Le Conseil décide de faire paver la rue Basse : « il a été reconnu que l’impulsion de l’eau serait bien plus forte en maintenant le ruisseau au milieu de la chaussée et en élevant uniformément les rives de chaque côté ». C’est ce genre de situation qui a provoqué l’expression « tenir le haut du pavé ». Selon Jean-Pierre Leguay (dans son livre « La Rue au Moyen-Age », « par forte pluie, les pavés humides ou les cailloux roulés employés comme revêtement, devenaient glissants et dangereux. Le piéton a tendance, pour éviter le dés-équilibre, à raser les murs, à suivre le haut du pavé, apparemment plus sûr mais où l’attendent d’autres risques : son pied peut se tordre ou s’embourber dans une rigole latérale et il est à la merci du jet d’une gouttière mal orientée ou de l’éclaboussure d’un liquide nauséabond expédié d’une fenêtre ». Au XIXe siècle la situation ne différait guère de celle du Moyen-Age !

15 août 1834, au conseil municipal de Châteaubriant, le maître de l’école d’enseignement mutuel se plaint des nombreuses absences de certains élèves pendant le second trimestre de l’année 1834. Une commission est chargée de s’enquérir des motifs qui les ont empêchés de fréquenter l’école « de façon fréquente et multipliée »

Ce même jour est lue une pétition des habitants du Faubourg de Béré qui réclament des réparations urgentes au lavoir et à la Fontaine Saint Jean « qui est dans un tel état de dégradation qu’on ne peut plus y laver proprement ou y puiser de l’eau propre et saine ». Cette demande est accompagnée d’un devis estimatif et d’une collecte de 62 francs faite par les habitants qui proposent en outre d’y consacrer « deux journées de harnais »

15 août 1834 : un conseiller municipal, à Châteaubriant, demande qu’il soit pris des mesures pour que l’eau de la fontaine de la Vannerie soit mise à la portée de ceux qui vont y puiser, et qu’une autre source plus rapprochée de la ville soit recherchée.

21 août 1834 : le maire Félix Lebreton, demande au sous-préfet l’autorisation de réunir le Conseil Municipal pour affaires relatives à la nouvelle horloge (qui n’est toujours pas livrée !) - et pour envisager des réparations au lavoir public de St Jean.
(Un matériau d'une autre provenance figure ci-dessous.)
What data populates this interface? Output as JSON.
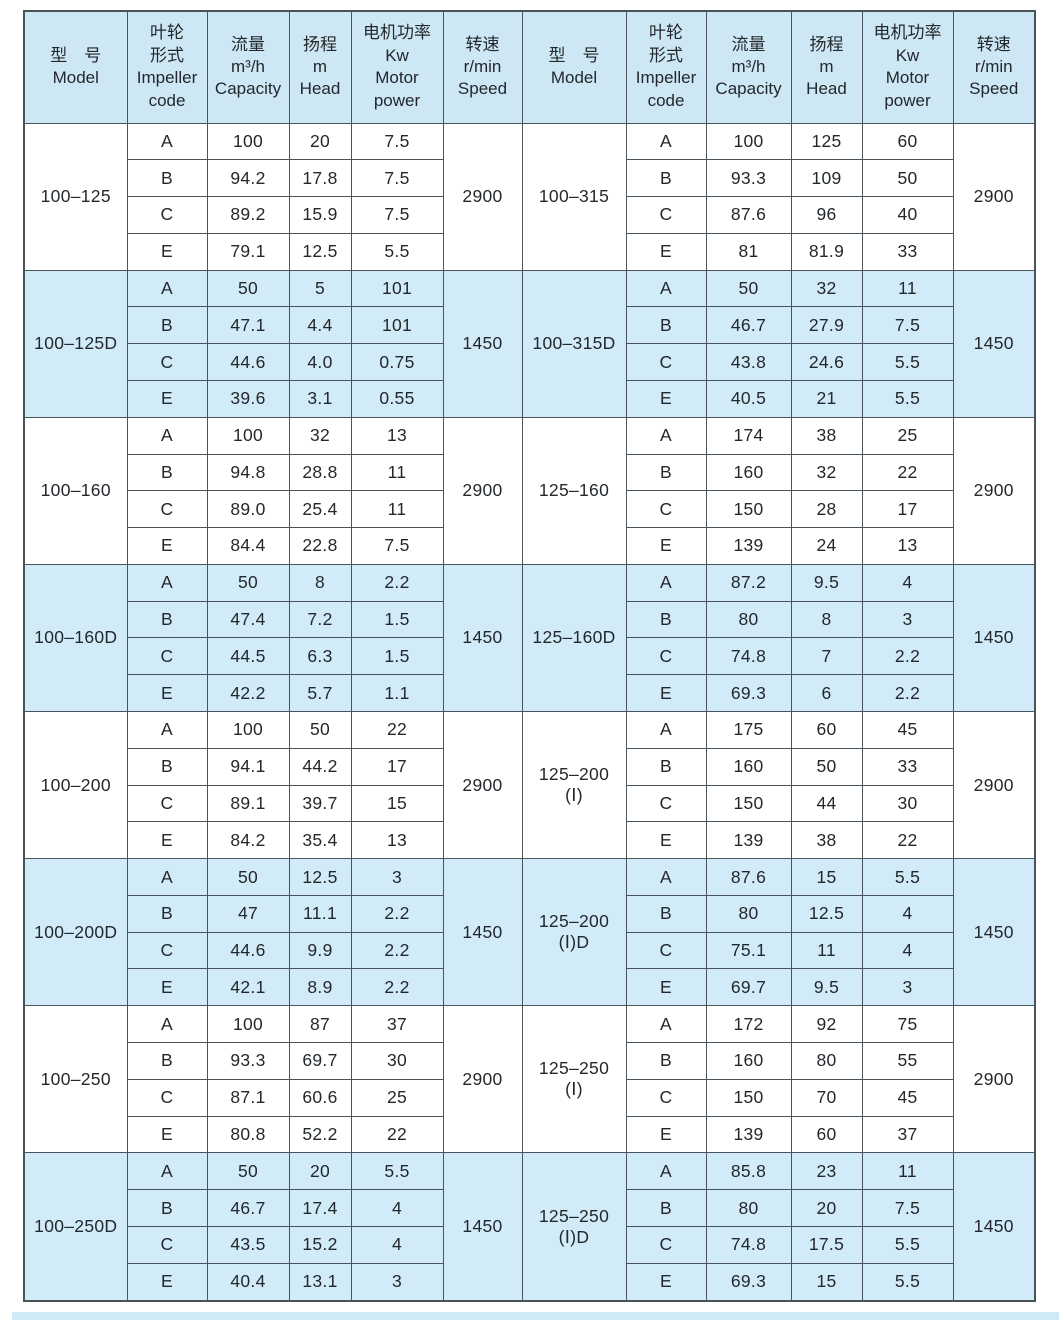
{
  "colors": {
    "header_bg": "#cde7f4",
    "row_blue": "#d2ebf8",
    "row_white": "#ffffff",
    "border": "#4a525a",
    "text": "#23282c",
    "bottom_strip": "#cfe9f6"
  },
  "table": {
    "header": {
      "model": "型　号\nModel",
      "impeller": "叶轮\n形式\nImpeller\ncode",
      "capacity": "流量\nm³/h\nCapacity",
      "head": "扬程\nm\nHead",
      "power": "电机功率\nKw\nMotor\npower",
      "speed": "转速\nr/min\nSpeed"
    },
    "groups": [
      {
        "shade": "white",
        "left": {
          "model": "100–125",
          "speed": "2900",
          "rows": [
            [
              "A",
              "100",
              "20",
              "7.5"
            ],
            [
              "B",
              "94.2",
              "17.8",
              "7.5"
            ],
            [
              "C",
              "89.2",
              "15.9",
              "7.5"
            ],
            [
              "E",
              "79.1",
              "12.5",
              "5.5"
            ]
          ]
        },
        "right": {
          "model": "100–315",
          "speed": "2900",
          "rows": [
            [
              "A",
              "100",
              "125",
              "60"
            ],
            [
              "B",
              "93.3",
              "109",
              "50"
            ],
            [
              "C",
              "87.6",
              "96",
              "40"
            ],
            [
              "E",
              "81",
              "81.9",
              "33"
            ]
          ]
        }
      },
      {
        "shade": "blue",
        "left": {
          "model": "100–125D",
          "speed": "1450",
          "rows": [
            [
              "A",
              "50",
              "5",
              "101"
            ],
            [
              "B",
              "47.1",
              "4.4",
              "101"
            ],
            [
              "C",
              "44.6",
              "4.0",
              "0.75"
            ],
            [
              "E",
              "39.6",
              "3.1",
              "0.55"
            ]
          ]
        },
        "right": {
          "model": "100–315D",
          "speed": "1450",
          "rows": [
            [
              "A",
              "50",
              "32",
              "11"
            ],
            [
              "B",
              "46.7",
              "27.9",
              "7.5"
            ],
            [
              "C",
              "43.8",
              "24.6",
              "5.5"
            ],
            [
              "E",
              "40.5",
              "21",
              "5.5"
            ]
          ]
        }
      },
      {
        "shade": "white",
        "left": {
          "model": "100–160",
          "speed": "2900",
          "rows": [
            [
              "A",
              "100",
              "32",
              "13"
            ],
            [
              "B",
              "94.8",
              "28.8",
              "11"
            ],
            [
              "C",
              "89.0",
              "25.4",
              "11"
            ],
            [
              "E",
              "84.4",
              "22.8",
              "7.5"
            ]
          ]
        },
        "right": {
          "model": "125–160",
          "speed": "2900",
          "rows": [
            [
              "A",
              "174",
              "38",
              "25"
            ],
            [
              "B",
              "160",
              "32",
              "22"
            ],
            [
              "C",
              "150",
              "28",
              "17"
            ],
            [
              "E",
              "139",
              "24",
              "13"
            ]
          ]
        }
      },
      {
        "shade": "blue",
        "left": {
          "model": "100–160D",
          "speed": "1450",
          "rows": [
            [
              "A",
              "50",
              "8",
              "2.2"
            ],
            [
              "B",
              "47.4",
              "7.2",
              "1.5"
            ],
            [
              "C",
              "44.5",
              "6.3",
              "1.5"
            ],
            [
              "E",
              "42.2",
              "5.7",
              "1.1"
            ]
          ]
        },
        "right": {
          "model": "125–160D",
          "speed": "1450",
          "rows": [
            [
              "A",
              "87.2",
              "9.5",
              "4"
            ],
            [
              "B",
              "80",
              "8",
              "3"
            ],
            [
              "C",
              "74.8",
              "7",
              "2.2"
            ],
            [
              "E",
              "69.3",
              "6",
              "2.2"
            ]
          ]
        }
      },
      {
        "shade": "white",
        "left": {
          "model": "100–200",
          "speed": "2900",
          "rows": [
            [
              "A",
              "100",
              "50",
              "22"
            ],
            [
              "B",
              "94.1",
              "44.2",
              "17"
            ],
            [
              "C",
              "89.1",
              "39.7",
              "15"
            ],
            [
              "E",
              "84.2",
              "35.4",
              "13"
            ]
          ]
        },
        "right": {
          "model": "125–200\n(Ⅰ)",
          "speed": "2900",
          "rows": [
            [
              "A",
              "175",
              "60",
              "45"
            ],
            [
              "B",
              "160",
              "50",
              "33"
            ],
            [
              "C",
              "150",
              "44",
              "30"
            ],
            [
              "E",
              "139",
              "38",
              "22"
            ]
          ]
        }
      },
      {
        "shade": "blue",
        "left": {
          "model": "100–200D",
          "speed": "1450",
          "rows": [
            [
              "A",
              "50",
              "12.5",
              "3"
            ],
            [
              "B",
              "47",
              "11.1",
              "2.2"
            ],
            [
              "C",
              "44.6",
              "9.9",
              "2.2"
            ],
            [
              "E",
              "42.1",
              "8.9",
              "2.2"
            ]
          ]
        },
        "right": {
          "model": "125–200\n(Ⅰ)D",
          "speed": "1450",
          "rows": [
            [
              "A",
              "87.6",
              "15",
              "5.5"
            ],
            [
              "B",
              "80",
              "12.5",
              "4"
            ],
            [
              "C",
              "75.1",
              "11",
              "4"
            ],
            [
              "E",
              "69.7",
              "9.5",
              "3"
            ]
          ]
        }
      },
      {
        "shade": "white",
        "left": {
          "model": "100–250",
          "speed": "2900",
          "rows": [
            [
              "A",
              "100",
              "87",
              "37"
            ],
            [
              "B",
              "93.3",
              "69.7",
              "30"
            ],
            [
              "C",
              "87.1",
              "60.6",
              "25"
            ],
            [
              "E",
              "80.8",
              "52.2",
              "22"
            ]
          ]
        },
        "right": {
          "model": "125–250\n(Ⅰ)",
          "speed": "2900",
          "rows": [
            [
              "A",
              "172",
              "92",
              "75"
            ],
            [
              "B",
              "160",
              "80",
              "55"
            ],
            [
              "C",
              "150",
              "70",
              "45"
            ],
            [
              "E",
              "139",
              "60",
              "37"
            ]
          ]
        }
      },
      {
        "shade": "blue",
        "left": {
          "model": "100–250D",
          "speed": "1450",
          "rows": [
            [
              "A",
              "50",
              "20",
              "5.5"
            ],
            [
              "B",
              "46.7",
              "17.4",
              "4"
            ],
            [
              "C",
              "43.5",
              "15.2",
              "4"
            ],
            [
              "E",
              "40.4",
              "13.1",
              "3"
            ]
          ]
        },
        "right": {
          "model": "125–250\n(Ⅰ)D",
          "speed": "1450",
          "rows": [
            [
              "A",
              "85.8",
              "23",
              "11"
            ],
            [
              "B",
              "80",
              "20",
              "7.5"
            ],
            [
              "C",
              "74.8",
              "17.5",
              "5.5"
            ],
            [
              "E",
              "69.3",
              "15",
              "5.5"
            ]
          ]
        }
      }
    ]
  }
}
Les habitants ayant fait une collecte s’élevant à 62 francs, il resterait 189 francs à la charge de la ville.

Ce même jour, une lettre du directeur des Arts et Métiers d’Angers évoque le cadran de l’horloge et la refonte du timbre. Le Conseil Municipal décide que « le cadran en bois sera remplacé par un cadran en lave volcanique qui sera placé à l’endroit occupé actuellement par la lucarne au midi et au dessus du cabinet où est placée l’horloge actuelle ». On apprend qu’il faut envisager 250 francs de plus pour divers changements dans le mécanisme. Mais l’horloge n’est toujours pas livrée.

 Encore les punaises !

25 Août 1834 : revoilà les punaises. L’autorité militaire n’ayant rien fait à ce sujet, le Conseil Municipal vote une avance de 20 francs « pour donner aux militaires de garde le repos qui leur est si nécessaire et pour empêcher que les habitans ne soient infectés d’insectes aussi sales que malfaisans »
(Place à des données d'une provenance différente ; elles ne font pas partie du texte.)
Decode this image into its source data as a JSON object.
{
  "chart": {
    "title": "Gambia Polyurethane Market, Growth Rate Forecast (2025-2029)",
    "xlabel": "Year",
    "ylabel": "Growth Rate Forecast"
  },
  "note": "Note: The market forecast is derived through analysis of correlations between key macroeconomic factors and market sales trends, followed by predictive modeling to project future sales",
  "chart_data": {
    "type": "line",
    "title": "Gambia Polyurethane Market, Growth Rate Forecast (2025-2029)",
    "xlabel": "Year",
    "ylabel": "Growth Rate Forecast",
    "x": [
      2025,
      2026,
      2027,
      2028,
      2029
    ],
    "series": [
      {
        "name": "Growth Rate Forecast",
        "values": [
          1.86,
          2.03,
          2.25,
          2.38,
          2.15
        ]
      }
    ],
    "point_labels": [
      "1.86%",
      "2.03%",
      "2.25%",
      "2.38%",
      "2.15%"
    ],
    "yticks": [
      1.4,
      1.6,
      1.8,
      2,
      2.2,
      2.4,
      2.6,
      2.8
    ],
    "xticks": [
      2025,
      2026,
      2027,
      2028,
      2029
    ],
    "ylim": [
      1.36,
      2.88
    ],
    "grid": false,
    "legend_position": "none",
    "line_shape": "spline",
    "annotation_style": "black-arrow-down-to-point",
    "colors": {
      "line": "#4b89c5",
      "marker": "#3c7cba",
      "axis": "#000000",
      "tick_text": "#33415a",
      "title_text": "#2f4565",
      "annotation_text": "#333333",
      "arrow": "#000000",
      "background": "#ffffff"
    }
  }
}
27 août 1834 : le Conseil municipal fait la liste des enfants de 6 à 14 ans. Les 50 premiers seront exemptés de la rétribution mensuelle à l’instituteur et 67 autres enfants indigents, classés de 14 ans à 6 ans, recevront l’instruction gratuite pendant un an à compter de leur admission ... quand il y aura de la place à l’école.

Le Conseil examine les moyens de mettre la fontaine Saint Jean « à l’abri des grandes eaux qui y refluent l’hiver et la troublent »
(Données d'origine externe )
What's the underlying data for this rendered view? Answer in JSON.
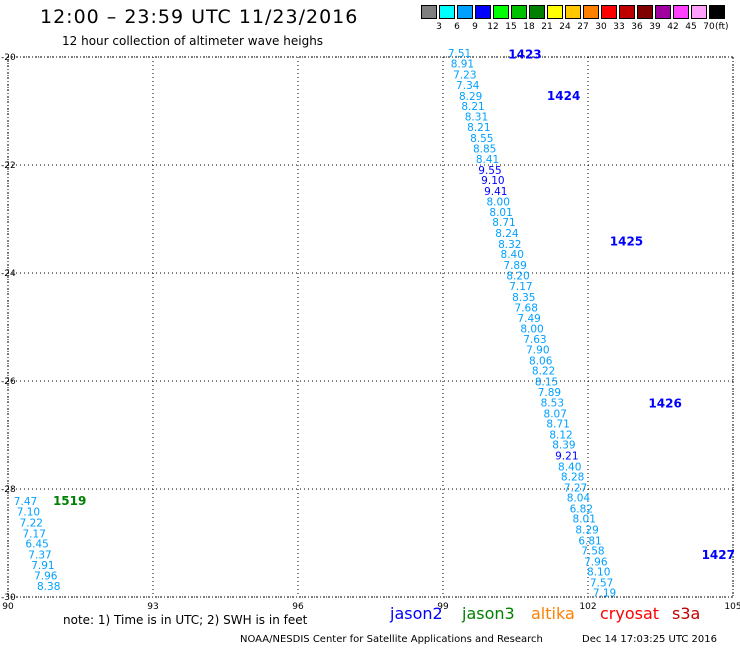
{
  "header": {
    "title": "12:00 – 23:59 UTC 11/23/2016",
    "subtitle": "12 hour collection of altimeter wave heighs"
  },
  "legend": {
    "unit": "(ft)",
    "scale": [
      {
        "label": "3",
        "color": "#7f7f7f"
      },
      {
        "label": "6",
        "color": "#00ffff"
      },
      {
        "label": "9",
        "color": "#00a0ff"
      },
      {
        "label": "12",
        "color": "#0000ff"
      },
      {
        "label": "15",
        "color": "#00ff00"
      },
      {
        "label": "18",
        "color": "#00c000"
      },
      {
        "label": "21",
        "color": "#008000"
      },
      {
        "label": "24",
        "color": "#ffff00"
      },
      {
        "label": "27",
        "color": "#ffc800"
      },
      {
        "label": "30",
        "color": "#ff8000"
      },
      {
        "label": "33",
        "color": "#ff0000"
      },
      {
        "label": "36",
        "color": "#c00000"
      },
      {
        "label": "39",
        "color": "#800000"
      },
      {
        "label": "42",
        "color": "#a000a0"
      },
      {
        "label": "45",
        "color": "#ff40ff"
      },
      {
        "label": "70",
        "color": "#ffa0ff"
      },
      {
        "label": "",
        "color": "#000000"
      }
    ]
  },
  "footer": {
    "note": "note: 1) Time is in UTC; 2) SWH is in feet",
    "satellites": [
      {
        "name": "jason2",
        "color": "#0000ff"
      },
      {
        "name": "jason3",
        "color": "#008000"
      },
      {
        "name": "altika",
        "color": "#ff8000"
      },
      {
        "name": "cryosat",
        "color": "#ff0000"
      },
      {
        "name": "s3a",
        "color": "#c00000"
      }
    ],
    "credit": "NOAA/NESDIS Center for Satellite Applications and Research",
    "timestamp": "Dec 14 17:03:25 UTC 2016"
  },
  "chart_data": {
    "type": "scatter",
    "xlim": [
      90,
      105
    ],
    "ylim": [
      -30,
      -20
    ],
    "x_ticks": [
      "90",
      "93",
      "96",
      "99",
      "102",
      "105"
    ],
    "y_ticks": [
      "-20",
      "-22",
      "-24",
      "-26",
      "-28",
      "-30"
    ],
    "grid": true,
    "series": [
      {
        "name": "jason2",
        "color": "#0000ff",
        "tracks": [
          {
            "label": "1423",
            "label_lon": 100.35,
            "label_lat": -19.95
          },
          {
            "label": "1424",
            "label_lon": 101.15,
            "label_lat": -20.72
          },
          {
            "label": "1425",
            "label_lon": 102.45,
            "label_lat": -23.42
          },
          {
            "label": "1426",
            "label_lon": 103.25,
            "label_lat": -26.42
          },
          {
            "label": "1427",
            "label_lon": 104.35,
            "label_lat": -29.22
          }
        ],
        "points": [
          {
            "lon": 99.1,
            "lat": -19.93,
            "value": "7.51",
            "color": "#00a0ff"
          },
          {
            "lon": 99.16,
            "lat": -20.12,
            "value": "8.91",
            "color": "#00a0ff"
          },
          {
            "lon": 99.21,
            "lat": -20.32,
            "value": "7.23",
            "color": "#00a0ff"
          },
          {
            "lon": 99.27,
            "lat": -20.52,
            "value": "7.34",
            "color": "#00a0ff"
          },
          {
            "lon": 99.33,
            "lat": -20.72,
            "value": "8.29",
            "color": "#00a0ff"
          },
          {
            "lon": 99.38,
            "lat": -20.91,
            "value": "8.21",
            "color": "#00a0ff"
          },
          {
            "lon": 99.45,
            "lat": -21.1,
            "value": "8.31",
            "color": "#00a0ff"
          },
          {
            "lon": 99.5,
            "lat": -21.3,
            "value": "8.21",
            "color": "#00a0ff"
          },
          {
            "lon": 99.56,
            "lat": -21.5,
            "value": "8.55",
            "color": "#00a0ff"
          },
          {
            "lon": 99.62,
            "lat": -21.69,
            "value": "8.85",
            "color": "#00a0ff"
          },
          {
            "lon": 99.68,
            "lat": -21.89,
            "value": "8.41",
            "color": "#00a0ff"
          },
          {
            "lon": 99.73,
            "lat": -22.09,
            "value": "9.55",
            "color": "#0000ff"
          },
          {
            "lon": 99.79,
            "lat": -22.28,
            "value": "9.10",
            "color": "#0000ff"
          },
          {
            "lon": 99.85,
            "lat": -22.48,
            "value": "9.41",
            "color": "#0000ff"
          },
          {
            "lon": 99.9,
            "lat": -22.68,
            "value": "8.00",
            "color": "#00a0ff"
          },
          {
            "lon": 99.96,
            "lat": -22.87,
            "value": "8.01",
            "color": "#00a0ff"
          },
          {
            "lon": 100.02,
            "lat": -23.06,
            "value": "8.71",
            "color": "#00a0ff"
          },
          {
            "lon": 100.08,
            "lat": -23.26,
            "value": "8.24",
            "color": "#00a0ff"
          },
          {
            "lon": 100.14,
            "lat": -23.46,
            "value": "8.32",
            "color": "#00a0ff"
          },
          {
            "lon": 100.19,
            "lat": -23.65,
            "value": "8.40",
            "color": "#00a0ff"
          },
          {
            "lon": 100.25,
            "lat": -23.85,
            "value": "7.89",
            "color": "#00a0ff"
          },
          {
            "lon": 100.31,
            "lat": -24.05,
            "value": "8.20",
            "color": "#00a0ff"
          },
          {
            "lon": 100.37,
            "lat": -24.24,
            "value": "7.17",
            "color": "#00a0ff"
          },
          {
            "lon": 100.43,
            "lat": -24.44,
            "value": "8.35",
            "color": "#00a0ff"
          },
          {
            "lon": 100.48,
            "lat": -24.64,
            "value": "7.68",
            "color": "#00a0ff"
          },
          {
            "lon": 100.54,
            "lat": -24.83,
            "value": "7.49",
            "color": "#00a0ff"
          },
          {
            "lon": 100.6,
            "lat": -25.03,
            "value": "8.00",
            "color": "#00a0ff"
          },
          {
            "lon": 100.66,
            "lat": -25.22,
            "value": "7.63",
            "color": "#00a0ff"
          },
          {
            "lon": 100.72,
            "lat": -25.42,
            "value": "7.90",
            "color": "#00a0ff"
          },
          {
            "lon": 100.78,
            "lat": -25.62,
            "value": "8.06",
            "color": "#00a0ff"
          },
          {
            "lon": 100.84,
            "lat": -25.81,
            "value": "8.22",
            "color": "#00a0ff"
          },
          {
            "lon": 100.9,
            "lat": -26.01,
            "value": "8.15",
            "color": "#00a0ff"
          },
          {
            "lon": 100.96,
            "lat": -26.2,
            "value": "7.89",
            "color": "#00a0ff"
          },
          {
            "lon": 101.02,
            "lat": -26.4,
            "value": "8.53",
            "color": "#00a0ff"
          },
          {
            "lon": 101.08,
            "lat": -26.6,
            "value": "8.07",
            "color": "#00a0ff"
          },
          {
            "lon": 101.14,
            "lat": -26.79,
            "value": "8.71",
            "color": "#00a0ff"
          },
          {
            "lon": 101.2,
            "lat": -26.99,
            "value": "8.12",
            "color": "#00a0ff"
          },
          {
            "lon": 101.26,
            "lat": -27.18,
            "value": "8.39",
            "color": "#00a0ff"
          },
          {
            "lon": 101.32,
            "lat": -27.38,
            "value": "9.21",
            "color": "#0000ff"
          },
          {
            "lon": 101.38,
            "lat": -27.58,
            "value": "8.40",
            "color": "#00a0ff"
          },
          {
            "lon": 101.44,
            "lat": -27.77,
            "value": "8.28",
            "color": "#00a0ff"
          },
          {
            "lon": 101.5,
            "lat": -27.97,
            "value": "7.27",
            "color": "#00a0ff"
          },
          {
            "lon": 101.56,
            "lat": -28.16,
            "value": "8.04",
            "color": "#00a0ff"
          },
          {
            "lon": 101.62,
            "lat": -28.36,
            "value": "6.82",
            "color": "#00a0ff"
          },
          {
            "lon": 101.68,
            "lat": -28.55,
            "value": "8.01",
            "color": "#00a0ff"
          },
          {
            "lon": 101.74,
            "lat": -28.75,
            "value": "8.29",
            "color": "#00a0ff"
          },
          {
            "lon": 101.8,
            "lat": -28.95,
            "value": "6.81",
            "color": "#00a0ff"
          },
          {
            "lon": 101.86,
            "lat": -29.14,
            "value": "7.58",
            "color": "#00a0ff"
          },
          {
            "lon": 101.92,
            "lat": -29.34,
            "value": "7.96",
            "color": "#00a0ff"
          },
          {
            "lon": 101.98,
            "lat": -29.53,
            "value": "8.10",
            "color": "#00a0ff"
          },
          {
            "lon": 102.04,
            "lat": -29.73,
            "value": "7.57",
            "color": "#00a0ff"
          },
          {
            "lon": 102.1,
            "lat": -29.92,
            "value": "7.19",
            "color": "#00a0ff"
          }
        ]
      },
      {
        "name": "jason3",
        "color": "#008000",
        "tracks": [
          {
            "label": "1519",
            "label_lon": 90.93,
            "label_lat": -28.22
          }
        ],
        "points": [
          {
            "lon": 90.12,
            "lat": -28.22,
            "value": "7.47",
            "color": "#00a0ff"
          },
          {
            "lon": 90.18,
            "lat": -28.42,
            "value": "7.10",
            "color": "#00a0ff"
          },
          {
            "lon": 90.24,
            "lat": -28.62,
            "value": "7.22",
            "color": "#00a0ff"
          },
          {
            "lon": 90.3,
            "lat": -28.82,
            "value": "7.17",
            "color": "#00a0ff"
          },
          {
            "lon": 90.36,
            "lat": -29.01,
            "value": "6.45",
            "color": "#00a0ff"
          },
          {
            "lon": 90.42,
            "lat": -29.21,
            "value": "7.37",
            "color": "#00a0ff"
          },
          {
            "lon": 90.48,
            "lat": -29.41,
            "value": "7.91",
            "color": "#00a0ff"
          },
          {
            "lon": 90.54,
            "lat": -29.6,
            "value": "7.96",
            "color": "#00a0ff"
          },
          {
            "lon": 90.6,
            "lat": -29.8,
            "value": "8.38",
            "color": "#00a0ff"
          }
        ]
      }
    ]
  }
}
Un membre du Conseil Municipal explique que, depuis 2 mois et plus, le Corps de Garde situé Grand Rue, occupé par la troupe de ligne, « est tellement infesté de punaises que non seulement les militaires en sont incommodés mais qu’en descendant la garde ils les portent chez les habitants qui les logent ce qui ne sert à rien moins qu’à en garnir toutes les maisons de la ville ». Le maire répond qu’il en a informé le Préfet et qu’il n’a reçu que des réponses dilatoires, et que la dépense de désinfection n’est pas à la charge de la ville. Mais cependant, en la circonstance, « vu les inconvénients graves liés à ces insectes malfaisans », le Conseil décide la désinfection complète.

 Le timbre fondu

4 septembre 1834 : le maire s’adresse à M. Voruz, fondeur en cuivre à Nantes, « Je vous fais remettre l’ancien timbre de l’horloge de notre ville que vous devez refondre. Ce timbre pèse 313 kg et d’après nos conventions, il ne pourra être brisé et jeté à la fonte qu’en présence d’une personne déléguée par M. le Maire »

22 septembre 1834 : le maire écrit au chef de travaux de l’école royale des Arts et Métiers d’Angers, pour savoir la date de livraison de l’horloge. « J’attends de vous une réponse prompte car il est enfin tems que les habitants de Châteaubriant connaissent l’heure à laquelle ils vivent et c’est ce qu’ils ignorent aujourd’hui puisque la ville ne possède plus d’horloge »

23 septembre 1834 : un aubergiste de Châteaubriant est condamné à une amende de 5 francs pour contravention à la police du roulage (défaut de plaque à sa voiture)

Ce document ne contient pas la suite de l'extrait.